Uma leitora reclama da linguagem obscura, frequente nos catálogos de arte contemporânea. É curioso como somos seduzidos e mistificados por aquilo que não compreendemos. Os textos obscuros têm a faculdade de sugerir verdades profundas. Trata-se, antes, de um instrumento de poder: o insondável dispõe a submissão do leitor e impõe-se como fonte suposta de revelação. Além do catálogo, ele espraia-se em areias as mais diversas: na fala professoral, na tese douta, no jargão do especialista. Diante dele, sucumbimos a um caráter encantatório: o autor torna-se sacerdote elevado e inatacável, pois, se nós, leitores, confessarmos incompreensão, demonstramos imediatamente inferioridade. Muitas vezes, a elegância na escrita é desprezada: idéias "sérias" dispensariam a qualidade do estilo, quando, de fato, o estilo é fonte de inteligência específica. Além de qualquer outro, o pensamento complexo e difícil exige a frase ordenada, o controle dos parágrafos, a escolha justa das palavras. Mais ainda, a clara elegância destrói qualquer mistificação. No oposto, o texto hermético promete profundezas que não recobre. Sereias de água rasa, as escritas inacessíveis possuem, contudo, hipnótico fascínio. Não é muito fácil, como o faz a leitora, irritar-se e desvendar o rei que está nu.

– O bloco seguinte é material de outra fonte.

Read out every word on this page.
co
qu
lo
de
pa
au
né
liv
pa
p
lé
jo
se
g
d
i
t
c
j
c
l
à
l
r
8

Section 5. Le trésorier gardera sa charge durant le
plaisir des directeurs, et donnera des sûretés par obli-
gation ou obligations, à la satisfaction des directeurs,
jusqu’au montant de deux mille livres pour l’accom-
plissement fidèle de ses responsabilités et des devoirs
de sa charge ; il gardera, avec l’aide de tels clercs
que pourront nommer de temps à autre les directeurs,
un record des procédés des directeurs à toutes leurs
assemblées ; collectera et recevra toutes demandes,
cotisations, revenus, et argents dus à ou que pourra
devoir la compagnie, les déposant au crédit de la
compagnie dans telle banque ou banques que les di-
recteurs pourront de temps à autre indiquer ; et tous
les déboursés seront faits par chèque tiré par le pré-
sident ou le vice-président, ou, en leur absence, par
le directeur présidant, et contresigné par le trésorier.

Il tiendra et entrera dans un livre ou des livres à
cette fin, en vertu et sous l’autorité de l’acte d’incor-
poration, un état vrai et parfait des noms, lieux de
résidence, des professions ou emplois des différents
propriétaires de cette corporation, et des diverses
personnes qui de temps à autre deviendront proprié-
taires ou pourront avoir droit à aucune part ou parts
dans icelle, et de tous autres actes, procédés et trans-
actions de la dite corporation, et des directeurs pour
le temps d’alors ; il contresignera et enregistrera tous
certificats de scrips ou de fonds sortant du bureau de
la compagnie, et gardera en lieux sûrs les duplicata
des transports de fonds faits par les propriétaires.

ENVELHECER - Alguns espíritos intelectuais mais sofisticados desdenham os filmes de Quentin Tarantino. Infantilismo, caráter artificial, cacoetes que se repetem -os argumentos contrários desmoronam, entretanto, diante de qualidades que saltam aos olhos sem preconceitos. A banalização da violência -que, em verdade, é nosso lote quotididano- parece, no apogeu de "Pulp Fiction", herdar e radicalizar o admirável "A Honra do Poderoso Prizzi", de John Huston, em que o humor e a desarmante inocência "normalizam" crimes executados como quem bebe água. Mas "Jackie Brown" não repete fórmulas. Há os que morrem impunemente, como em brincadeiras. Mas há os que sobrevivem e, estes, envelhecem. O ator Robert Forster fora a obsessão sexual de Marlon Brando num outro filme de Huston, "Reflections in a Golden Eye", há 30 anos atrás. Ele reaparece aqui com suas rugas, com implantes capilares, cúmplice de Pam Grier, também madura, numa densidade humana que só é trazida pela idade. Uma das amargas lições de "Jackie Brown" é que o envelhecimento significa apenas sobrevivência.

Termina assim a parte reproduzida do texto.